“El mundo se derrumba y nosotros nos enamoramos”. Puede que con el “juro que jamás volveré a pasar a hambre” y el “nadie es perfecto” esta sea una de las frases más recordadas de la historia del cine. Yo, lo confieso, soy más del “-Tiene los ojos de su padre -Y las orejas de mi madre, el resto es todo suyo”, pero esto ya son perversiones personales y no vienen al caso. Al caso venía la Bergman y aquella cara suya con los nazis de fondo. Aquel “el mundo se derrumba y nosotros nos enamoramos”.
En fin, que llevo toda la semana acordándome de la escena. Más o menos desde que estalló la polémica. Desde que El Comercio destapó el escándalo. Resulta que el Museo de Bellas Artes presentó a bombo y platillo que la mujer que se esconde en el cuadro de Goya bajo Jovellanos, con perdón, es María Teresa de Vallabriga, madre de la famosa Condesa de Chinchón. Y resulta que ahora dice Javier González Santos, profesor de Historia del Arte de la Universidad de Oviedo y reputadísimo jovellanista, que no, que eso es imposible. Y aporta datos y fechas y dice que es la condesa-duquesa de Benavente. La cosa ha llegado hasta el Parlamento y allí unos hablan de “ridículo político” y la consejera de Cultura se defiende. Y ya casi se han creado dos bandos, que, al paso que vamos, no resultaría extraño que terminaran por citarse al amanecer.

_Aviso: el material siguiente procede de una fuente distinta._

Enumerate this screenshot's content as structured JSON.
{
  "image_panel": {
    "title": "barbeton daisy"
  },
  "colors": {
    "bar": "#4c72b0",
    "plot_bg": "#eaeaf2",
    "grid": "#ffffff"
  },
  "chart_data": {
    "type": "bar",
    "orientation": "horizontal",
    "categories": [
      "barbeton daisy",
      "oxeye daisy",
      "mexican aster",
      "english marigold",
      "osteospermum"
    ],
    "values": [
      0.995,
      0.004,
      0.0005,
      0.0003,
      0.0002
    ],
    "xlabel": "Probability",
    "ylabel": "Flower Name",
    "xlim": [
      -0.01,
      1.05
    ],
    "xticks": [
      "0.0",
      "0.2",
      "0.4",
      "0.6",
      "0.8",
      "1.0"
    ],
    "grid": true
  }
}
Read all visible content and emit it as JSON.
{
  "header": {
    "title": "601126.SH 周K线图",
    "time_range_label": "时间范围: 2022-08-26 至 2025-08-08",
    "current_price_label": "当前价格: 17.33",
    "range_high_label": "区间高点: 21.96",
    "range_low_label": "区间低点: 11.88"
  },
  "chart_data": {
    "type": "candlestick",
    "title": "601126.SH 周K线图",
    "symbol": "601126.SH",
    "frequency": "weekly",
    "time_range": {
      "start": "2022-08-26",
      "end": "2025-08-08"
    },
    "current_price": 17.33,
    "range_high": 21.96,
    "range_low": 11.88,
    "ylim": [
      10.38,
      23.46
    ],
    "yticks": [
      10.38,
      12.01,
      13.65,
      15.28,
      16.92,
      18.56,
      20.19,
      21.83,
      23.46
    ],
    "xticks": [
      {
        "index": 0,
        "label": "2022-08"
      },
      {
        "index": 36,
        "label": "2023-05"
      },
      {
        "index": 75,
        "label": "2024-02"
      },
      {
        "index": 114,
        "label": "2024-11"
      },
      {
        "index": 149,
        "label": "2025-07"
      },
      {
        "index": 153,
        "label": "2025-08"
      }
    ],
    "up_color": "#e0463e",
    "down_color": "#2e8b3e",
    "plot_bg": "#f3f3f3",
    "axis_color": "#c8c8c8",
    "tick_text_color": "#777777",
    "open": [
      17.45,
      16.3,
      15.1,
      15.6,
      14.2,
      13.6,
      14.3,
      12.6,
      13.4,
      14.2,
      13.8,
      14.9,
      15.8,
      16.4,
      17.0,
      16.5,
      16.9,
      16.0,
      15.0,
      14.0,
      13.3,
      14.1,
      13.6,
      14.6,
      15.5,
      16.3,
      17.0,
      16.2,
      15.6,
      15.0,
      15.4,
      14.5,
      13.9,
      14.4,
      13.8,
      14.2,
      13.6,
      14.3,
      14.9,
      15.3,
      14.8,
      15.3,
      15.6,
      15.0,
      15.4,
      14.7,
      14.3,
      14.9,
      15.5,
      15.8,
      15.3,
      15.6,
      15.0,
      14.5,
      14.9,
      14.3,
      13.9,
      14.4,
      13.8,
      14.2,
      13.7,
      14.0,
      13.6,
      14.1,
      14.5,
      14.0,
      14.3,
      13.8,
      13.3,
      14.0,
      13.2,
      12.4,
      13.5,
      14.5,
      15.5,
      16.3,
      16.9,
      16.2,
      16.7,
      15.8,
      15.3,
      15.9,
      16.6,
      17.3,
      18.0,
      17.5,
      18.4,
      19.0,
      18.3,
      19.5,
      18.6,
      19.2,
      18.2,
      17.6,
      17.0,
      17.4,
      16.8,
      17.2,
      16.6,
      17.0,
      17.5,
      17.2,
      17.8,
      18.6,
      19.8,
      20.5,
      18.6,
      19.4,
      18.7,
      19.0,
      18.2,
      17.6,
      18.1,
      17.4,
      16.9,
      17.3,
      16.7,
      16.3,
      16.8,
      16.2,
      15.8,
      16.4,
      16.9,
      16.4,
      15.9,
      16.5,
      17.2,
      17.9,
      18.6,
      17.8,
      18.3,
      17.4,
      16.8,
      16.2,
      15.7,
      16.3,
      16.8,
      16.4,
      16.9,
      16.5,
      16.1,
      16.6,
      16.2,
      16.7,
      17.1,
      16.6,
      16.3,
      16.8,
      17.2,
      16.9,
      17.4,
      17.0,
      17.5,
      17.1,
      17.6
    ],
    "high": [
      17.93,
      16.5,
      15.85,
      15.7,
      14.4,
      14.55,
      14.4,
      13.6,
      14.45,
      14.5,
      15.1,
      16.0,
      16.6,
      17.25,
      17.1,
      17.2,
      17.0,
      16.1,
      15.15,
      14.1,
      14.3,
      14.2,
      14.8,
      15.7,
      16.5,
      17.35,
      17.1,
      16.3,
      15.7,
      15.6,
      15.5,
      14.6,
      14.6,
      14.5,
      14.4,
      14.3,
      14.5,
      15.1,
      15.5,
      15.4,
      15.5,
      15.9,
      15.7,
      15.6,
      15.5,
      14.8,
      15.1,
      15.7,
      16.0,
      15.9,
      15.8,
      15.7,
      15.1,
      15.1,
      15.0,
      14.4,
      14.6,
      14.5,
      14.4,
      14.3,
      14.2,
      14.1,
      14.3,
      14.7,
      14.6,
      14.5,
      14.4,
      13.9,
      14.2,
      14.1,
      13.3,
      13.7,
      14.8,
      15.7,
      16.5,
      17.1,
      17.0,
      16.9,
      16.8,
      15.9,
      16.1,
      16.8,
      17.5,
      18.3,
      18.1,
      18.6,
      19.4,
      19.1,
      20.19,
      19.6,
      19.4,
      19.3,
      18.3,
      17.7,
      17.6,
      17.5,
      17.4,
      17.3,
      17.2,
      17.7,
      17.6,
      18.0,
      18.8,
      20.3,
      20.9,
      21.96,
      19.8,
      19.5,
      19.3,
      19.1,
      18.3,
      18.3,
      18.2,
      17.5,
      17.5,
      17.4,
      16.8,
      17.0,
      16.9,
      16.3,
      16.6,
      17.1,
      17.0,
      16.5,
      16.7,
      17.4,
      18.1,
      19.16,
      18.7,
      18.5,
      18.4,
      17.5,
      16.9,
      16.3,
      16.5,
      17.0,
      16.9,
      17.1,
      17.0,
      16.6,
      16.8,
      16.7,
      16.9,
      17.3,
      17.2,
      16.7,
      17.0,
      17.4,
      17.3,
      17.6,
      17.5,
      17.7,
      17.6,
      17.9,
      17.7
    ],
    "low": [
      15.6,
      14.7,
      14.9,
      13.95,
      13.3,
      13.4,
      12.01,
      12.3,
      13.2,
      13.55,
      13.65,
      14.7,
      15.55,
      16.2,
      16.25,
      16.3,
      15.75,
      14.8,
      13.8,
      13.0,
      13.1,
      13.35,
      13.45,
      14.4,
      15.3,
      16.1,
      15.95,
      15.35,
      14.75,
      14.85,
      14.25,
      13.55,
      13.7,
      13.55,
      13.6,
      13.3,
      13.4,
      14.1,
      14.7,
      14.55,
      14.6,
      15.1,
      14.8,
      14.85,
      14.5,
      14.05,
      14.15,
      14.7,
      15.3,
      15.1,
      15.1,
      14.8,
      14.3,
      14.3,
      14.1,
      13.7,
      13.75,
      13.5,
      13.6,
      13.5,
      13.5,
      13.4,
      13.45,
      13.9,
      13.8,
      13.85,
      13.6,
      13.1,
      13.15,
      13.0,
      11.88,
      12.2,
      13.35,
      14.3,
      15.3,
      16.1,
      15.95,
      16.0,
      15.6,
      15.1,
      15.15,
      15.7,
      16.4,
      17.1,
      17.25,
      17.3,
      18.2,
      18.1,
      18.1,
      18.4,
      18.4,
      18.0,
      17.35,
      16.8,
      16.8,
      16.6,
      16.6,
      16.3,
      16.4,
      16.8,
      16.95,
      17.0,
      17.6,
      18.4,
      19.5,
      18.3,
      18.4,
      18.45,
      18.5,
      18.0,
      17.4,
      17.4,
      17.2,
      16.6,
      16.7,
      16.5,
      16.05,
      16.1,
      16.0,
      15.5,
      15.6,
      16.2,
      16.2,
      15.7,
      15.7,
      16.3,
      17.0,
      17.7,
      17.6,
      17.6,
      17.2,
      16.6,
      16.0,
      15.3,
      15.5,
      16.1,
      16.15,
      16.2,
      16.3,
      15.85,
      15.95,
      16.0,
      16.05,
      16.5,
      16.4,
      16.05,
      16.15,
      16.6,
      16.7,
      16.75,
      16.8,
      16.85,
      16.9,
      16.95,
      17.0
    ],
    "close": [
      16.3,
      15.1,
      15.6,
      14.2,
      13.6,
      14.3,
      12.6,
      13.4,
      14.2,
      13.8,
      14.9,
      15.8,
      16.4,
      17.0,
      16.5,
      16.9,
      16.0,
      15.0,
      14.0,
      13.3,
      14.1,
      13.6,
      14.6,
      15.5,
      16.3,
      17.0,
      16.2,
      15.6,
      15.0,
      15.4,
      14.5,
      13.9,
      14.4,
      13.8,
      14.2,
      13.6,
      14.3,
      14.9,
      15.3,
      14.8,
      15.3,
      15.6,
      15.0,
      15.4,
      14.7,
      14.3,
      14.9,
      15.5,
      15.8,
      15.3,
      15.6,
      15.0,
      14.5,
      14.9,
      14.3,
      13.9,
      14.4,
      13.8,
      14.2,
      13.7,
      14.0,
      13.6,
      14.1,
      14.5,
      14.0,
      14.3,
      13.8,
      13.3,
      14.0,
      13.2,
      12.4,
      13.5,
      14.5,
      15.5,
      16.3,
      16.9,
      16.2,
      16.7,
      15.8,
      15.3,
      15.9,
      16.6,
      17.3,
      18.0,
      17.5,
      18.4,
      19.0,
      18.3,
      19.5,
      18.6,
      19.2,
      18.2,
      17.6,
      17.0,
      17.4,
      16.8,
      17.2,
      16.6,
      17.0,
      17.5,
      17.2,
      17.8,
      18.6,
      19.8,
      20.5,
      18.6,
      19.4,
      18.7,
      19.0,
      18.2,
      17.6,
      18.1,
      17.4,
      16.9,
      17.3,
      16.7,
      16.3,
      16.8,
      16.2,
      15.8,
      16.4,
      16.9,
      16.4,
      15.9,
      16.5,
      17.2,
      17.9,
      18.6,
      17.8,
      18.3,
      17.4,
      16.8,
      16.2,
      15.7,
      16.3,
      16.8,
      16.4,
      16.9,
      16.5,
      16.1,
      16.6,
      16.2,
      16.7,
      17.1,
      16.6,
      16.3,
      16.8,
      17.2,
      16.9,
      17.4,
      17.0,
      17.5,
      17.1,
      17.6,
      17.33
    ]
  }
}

Y todo esto mientras los 22 millones de euros de la cuenta suiza de Bárcenas y los 11 blanqueados por la amnistía fiscal del PP palidecen ante un, presunto, vale, entramado de sobres que sobrecoge y hace saltar por los aires los cimientos del partido que gobierna. Todo mientras el juez le planta una fianza de 8 millones a Urdangarin y compañía, imputa al secretario de las Infantas y hasta dice ya abiertamente que se valió de personalidades vinculadas con la Casa, la de su suegro, para sus negocios con más que ánimo, alma de lucro. Mientras conocemos más y más datos y más y más cheques de la ínclita Amy, el chocolate del loro. De un loro voraz. Pasa. Y consuela que entre tanta basura, entre tanta polémica grave, dura y, claro, prosaica, alguien discuta por algo tan poético como quién era la mujer que se escondía, de nuevo con perdón, debajo de Jovellanos. Esto no es un signo del fin de la civilización de Occidente. Esto es un síntoma, pequeño pero síntoma, de que a lo mejor y a pesar de todos aún podemos salvar algún mueble. Tengo el día romántico, qué le vamos a hacer.